Через несколько дней после первой годовщины возведения стены, 17 августа 1962 года, от потери крови умер Петер Фехтер, 18-летний рабочий-строитель. Это случилось по ту сторону КПП «Чек-пойнт Чарли». Мы не могли, мы не имели права помочь ему. Его смерть вызвала широкий резонанс и всеобщее возмущение. Прошли гневные траурные демонстрации. Кое-кто из молодых предлагал взрывами пробить брешь в стене. Другие копали под ней туннели и помогали благодарным им за это согражданам до тех пор, пока некоторые безответственные лица не стали зарабатывать на этом деньги. Одна бульварная газета обвинила меня в предательстве за то, что я подключил полицию для охраны стены.

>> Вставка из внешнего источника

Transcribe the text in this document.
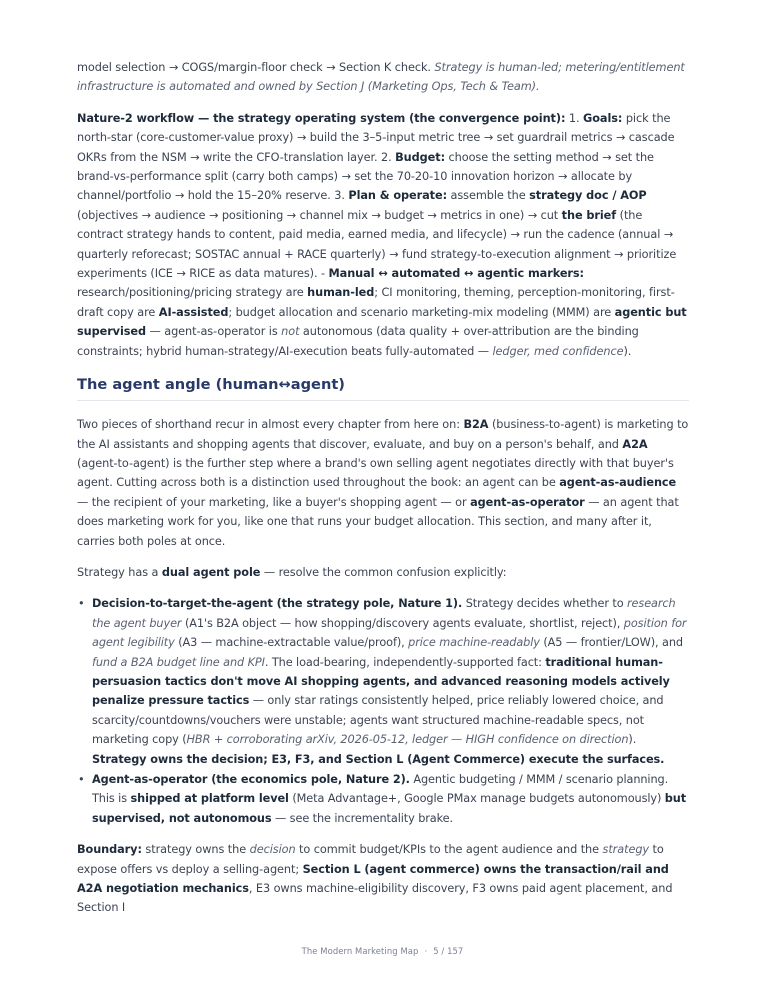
model selection → COGS/margin-floor check → Section K check. Strategy is human-led; metering/entitlement infrastructure is automated and owned by Section J (Marketing Ops, Tech & Team).

Nature-2 workflow — the strategy operating system (the convergence point): 1. Goals: pick the north-star (core-customer-value proxy) → build the 3–5-input metric tree → set guardrail metrics → cascade OKRs from the NSM → write the CFO-translation layer. 2. Budget: choose the setting method → set the brand-vs-performance split (carry both camps) → set the 70-20-10 innovation horizon → allocate by channel/portfolio → hold the 15–20% reserve. 3. Plan & operate: assemble the strategy doc / AOP (objectives → audience → positioning → channel mix → budget → metrics in one) → cut the brief (the contract strategy hands to content, paid media, earned media, and lifecycle) → run the cadence (annual → quarterly reforecast; SOSTAC annual + RACE quarterly) → fund strategy-to-execution alignment → prioritize experiments (ICE → RICE as data matures). - Manual ↔ automated ↔ agentic markers: research/positioning/pricing strategy are human-led; CI monitoring, theming, perception-monitoring, first-draft copy are AI-assisted; budget allocation and scenario marketing-mix modeling (MMM) are agentic but supervised — agent-as-operator is not autonomous (data quality + over-attribution are the binding constraints; hybrid human-strategy/AI-execution beats fully-automated — ledger, med confidence).

The agent angle (human↔agent)

Two pieces of shorthand recur in almost every chapter from here on: B2A (business-to-agent) is marketing to the AI assistants and shopping agents that discover, evaluate, and buy on a person's behalf, and A2A (agent-to-agent) is the further step where a brand's own selling agent negotiates directly with that buyer's agent. Cutting across both is a distinction used throughout the book: an agent can be agent-as-audience — the recipient of your marketing, like a buyer's shopping agent — or agent-as-operator — an agent that does marketing work for you, like one that runs your budget allocation. This section, and many after it, carries both poles at once.

Strategy has a dual agent pole — resolve the common confusion explicitly:

• Decision-to-target-the-agent (the strategy pole, Nature 1). Strategy decides whether to research the agent buyer (A1's B2A object — how shopping/discovery agents evaluate, shortlist, reject), position for agent legibility (A3 — machine-extractable value/proof), price machine-readably (A5 — frontier/LOW), and fund a B2A budget line and KPI. The load-bearing, independently-supported fact: traditional human-persuasion tactics don't move AI shopping agents, and advanced reasoning models actively penalize pressure tactics — only star ratings consistently helped, price reliably lowered choice, and scarcity/countdowns/vouchers were unstable; agents want structured machine-readable specs, not marketing copy (HBR + corroborating arXiv, 2026-05-12, ledger — HIGH confidence on direction). Strategy owns the decision; E3, F3, and Section L (Agent Commerce) execute the surfaces.
• Agent-as-operator (the economics pole, Nature 2). Agentic budgeting / MMM / scenario planning. This is shipped at platform level (Meta Advantage+, Google PMax manage budgets autonomously) but supervised, not autonomous — see the incrementality brake.

Boundary: strategy owns the decision to commit budget/KPIs to the agent audience and the strategy to expose offers vs deploy a selling-agent; Section L (agent commerce) owns the transaction/rail and A2A negotiation mechanics, E3 owns machine-eligibility discovery, F3 owns paid agent placement, and Section I

The Modern Marketing Map · 5 / 157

Однажды вечером меня вызвали в ратушу. Намечалась, судя по всему, студенческая демонстрация протеста. Я обратился к собравшимся через громкоговоритель, установленный на полицейской машине: «Стена тверже, чем лбы, которыми вы пытаетесь ее пробить, – сказал я, – бомбами ее не уничтожить».

Сразу после возведения стены стали разыгрываться ужасные сцены. Сцены бессильной ярости, голос которой вырывался наружу, но которую приходилось сдерживать в себе. Существует ли для оратора более трудная задача? После кризиса в августе 1962 года я побывал на многих предприятиях и в учреждениях. Я пытался объяснить берлинцам, что можно сделать, а что – нет. Что же было возможно? И что было невозможно? Этот вопрос преследовал меня в течение всех последующих лет. После возведения стены речи и соответствующие формулировки еще какое-то время оставались почти прежними. Но то, что все вокруг стало не таким, как раньше, понимал каждый. Начался поиск путей, хоть как-то облегчающих тяготы разъединения. Раз уж нам суждено было длительное время сосуществовать со стеной, то надо было как-то сделать ее проницаемой. Как прийти к «модус вивенди» в отношениях между обеими частями Германии? Какие усилия предпринять, чтобы превратить центр Европы в зону прочного мира?

Осенью 1957 года я стал правящим бургомистром Берлина. Десять лет отвечал за судьбы людей в осажденном городе. В Берлине я стоял на стороне тех, кто сопротивлялся насильственному распространению коммунистической идеологии и мертвой хватке сталинизма.

Это была чистейшая самооборона, мой долг по отношению к людям, которые много пережили и хотели начать все сначала. В то же время это была и забота о сохранении столь непрочного мира. Позже это стало еще очевидней: мы поступили правильно, когда в 1948 году не дрогнули перед блокадой, в 1958-м – перед ультиматумом Хрущева, а в 1961-м – перед выросшей стеной. Речь шла о праве на самоопределение. Речь шла также о том, чтобы добровольной капитуляцией не вызвать цепную реакцию, которая могла бы вылиться в новый военный конфликт.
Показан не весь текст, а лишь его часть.